One morning when Solianna was two years old, she noticed some dried clumps of mud on deck. They were made of black, sticky goop dredged up from the seafloor by our anchor chain and had a satisfying sun-dried crust that allowed them to be picked up and rolled between one’s fingers. With the uninhibited glee of a two-year-old, Solianna threw the clumps one-by-one into the ocean and giggled at each kerplop as they hit the water.

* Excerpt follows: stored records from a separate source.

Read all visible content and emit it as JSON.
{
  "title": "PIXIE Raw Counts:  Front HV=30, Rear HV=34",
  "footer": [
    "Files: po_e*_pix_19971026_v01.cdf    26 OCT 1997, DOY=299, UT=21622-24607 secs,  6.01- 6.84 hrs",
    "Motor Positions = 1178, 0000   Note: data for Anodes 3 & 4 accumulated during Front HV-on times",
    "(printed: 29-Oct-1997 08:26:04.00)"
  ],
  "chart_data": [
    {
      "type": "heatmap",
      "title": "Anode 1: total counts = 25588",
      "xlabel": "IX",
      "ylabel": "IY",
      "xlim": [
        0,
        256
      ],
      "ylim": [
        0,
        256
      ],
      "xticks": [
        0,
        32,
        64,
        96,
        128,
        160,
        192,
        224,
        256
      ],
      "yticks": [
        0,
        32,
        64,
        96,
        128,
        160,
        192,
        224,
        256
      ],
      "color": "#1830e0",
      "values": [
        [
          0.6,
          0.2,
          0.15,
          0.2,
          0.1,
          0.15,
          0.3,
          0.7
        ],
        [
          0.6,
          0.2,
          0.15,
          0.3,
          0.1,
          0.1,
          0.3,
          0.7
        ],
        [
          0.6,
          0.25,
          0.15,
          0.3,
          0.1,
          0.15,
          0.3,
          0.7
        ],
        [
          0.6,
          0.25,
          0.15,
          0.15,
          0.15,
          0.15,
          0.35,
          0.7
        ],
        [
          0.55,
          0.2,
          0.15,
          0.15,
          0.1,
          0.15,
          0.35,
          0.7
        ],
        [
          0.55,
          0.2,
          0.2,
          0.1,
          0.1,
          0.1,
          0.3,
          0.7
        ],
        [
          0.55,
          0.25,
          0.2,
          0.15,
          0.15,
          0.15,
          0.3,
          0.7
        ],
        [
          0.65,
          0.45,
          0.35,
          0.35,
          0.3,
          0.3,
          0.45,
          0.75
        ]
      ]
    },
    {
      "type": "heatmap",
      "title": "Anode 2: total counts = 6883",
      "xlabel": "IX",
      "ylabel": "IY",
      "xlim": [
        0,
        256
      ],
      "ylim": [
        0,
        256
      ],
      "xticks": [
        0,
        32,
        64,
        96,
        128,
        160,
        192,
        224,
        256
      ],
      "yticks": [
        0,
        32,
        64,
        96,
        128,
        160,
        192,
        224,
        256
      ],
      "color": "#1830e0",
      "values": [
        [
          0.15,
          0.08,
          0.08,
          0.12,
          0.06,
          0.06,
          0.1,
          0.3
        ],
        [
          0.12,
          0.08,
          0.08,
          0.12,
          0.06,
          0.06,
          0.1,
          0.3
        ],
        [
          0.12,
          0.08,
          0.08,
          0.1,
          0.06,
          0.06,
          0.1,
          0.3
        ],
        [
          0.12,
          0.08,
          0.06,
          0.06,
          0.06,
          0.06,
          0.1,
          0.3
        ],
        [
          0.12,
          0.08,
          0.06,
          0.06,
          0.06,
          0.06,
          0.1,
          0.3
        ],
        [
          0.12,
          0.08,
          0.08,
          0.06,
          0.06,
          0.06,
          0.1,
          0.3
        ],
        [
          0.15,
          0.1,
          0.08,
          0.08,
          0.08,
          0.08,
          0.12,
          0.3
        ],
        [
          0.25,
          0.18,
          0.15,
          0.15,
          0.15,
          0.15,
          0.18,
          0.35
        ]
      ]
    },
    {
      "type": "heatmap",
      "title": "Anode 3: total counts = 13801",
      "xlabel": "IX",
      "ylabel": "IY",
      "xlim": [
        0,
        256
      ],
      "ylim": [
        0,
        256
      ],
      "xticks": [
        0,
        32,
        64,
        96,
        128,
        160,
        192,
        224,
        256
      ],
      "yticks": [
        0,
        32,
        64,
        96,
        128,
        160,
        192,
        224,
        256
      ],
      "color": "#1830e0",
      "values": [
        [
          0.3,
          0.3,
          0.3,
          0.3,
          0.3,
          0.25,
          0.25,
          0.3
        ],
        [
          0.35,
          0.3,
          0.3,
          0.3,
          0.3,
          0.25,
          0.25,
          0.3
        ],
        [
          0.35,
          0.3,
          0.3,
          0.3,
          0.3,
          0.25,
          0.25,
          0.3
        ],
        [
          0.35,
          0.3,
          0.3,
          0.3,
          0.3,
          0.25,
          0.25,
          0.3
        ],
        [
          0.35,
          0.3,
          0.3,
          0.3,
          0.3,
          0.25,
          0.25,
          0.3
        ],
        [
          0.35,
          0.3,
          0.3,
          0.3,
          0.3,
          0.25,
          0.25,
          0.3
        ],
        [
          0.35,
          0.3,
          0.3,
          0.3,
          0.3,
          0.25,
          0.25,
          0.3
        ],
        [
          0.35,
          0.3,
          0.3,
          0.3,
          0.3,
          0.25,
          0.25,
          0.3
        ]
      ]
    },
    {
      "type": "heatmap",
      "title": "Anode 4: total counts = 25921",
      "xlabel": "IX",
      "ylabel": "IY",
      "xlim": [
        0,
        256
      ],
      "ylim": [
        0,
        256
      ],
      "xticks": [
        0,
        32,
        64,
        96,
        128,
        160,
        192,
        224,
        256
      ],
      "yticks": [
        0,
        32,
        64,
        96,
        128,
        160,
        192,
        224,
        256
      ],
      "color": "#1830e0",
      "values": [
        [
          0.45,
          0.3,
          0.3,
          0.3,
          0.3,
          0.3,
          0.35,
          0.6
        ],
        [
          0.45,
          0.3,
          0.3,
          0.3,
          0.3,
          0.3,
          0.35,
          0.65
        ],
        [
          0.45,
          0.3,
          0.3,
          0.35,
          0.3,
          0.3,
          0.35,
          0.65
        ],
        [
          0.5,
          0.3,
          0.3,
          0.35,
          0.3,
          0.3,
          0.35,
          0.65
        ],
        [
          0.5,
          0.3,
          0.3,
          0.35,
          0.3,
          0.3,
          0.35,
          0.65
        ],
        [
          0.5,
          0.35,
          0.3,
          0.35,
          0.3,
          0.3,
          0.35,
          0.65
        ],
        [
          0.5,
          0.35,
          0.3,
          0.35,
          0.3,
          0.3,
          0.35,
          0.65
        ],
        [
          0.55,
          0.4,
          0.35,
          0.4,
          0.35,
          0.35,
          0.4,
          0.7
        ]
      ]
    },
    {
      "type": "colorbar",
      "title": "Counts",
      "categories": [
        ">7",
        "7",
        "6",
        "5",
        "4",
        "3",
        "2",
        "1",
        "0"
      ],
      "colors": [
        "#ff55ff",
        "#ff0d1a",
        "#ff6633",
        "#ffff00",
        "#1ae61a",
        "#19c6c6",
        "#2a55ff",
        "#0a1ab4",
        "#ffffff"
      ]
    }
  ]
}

The next morning we got underway before Solianna was awake. I brought up the anchor and was about to bucket-wash the foredeck. Before releasing the water, I noticed some perfect clumps of mud. I shyly looked back to make sure that Tiffany wasn’t watching and then carefully put aside a few of the choice bits while thinking about how Solianna would enjoy throwing them overboard later when she woke up. It made me laugh just thinking about it. And then I realized, as I scooted little mud balls into the scuppers, that aside from all the cultural and educational experiences, it was the little everyday things, the things that would have gone unnoticed or even been a nuisance had we been without kids, that were, perhaps, the main reasons to go sailing and crossing oceans with children.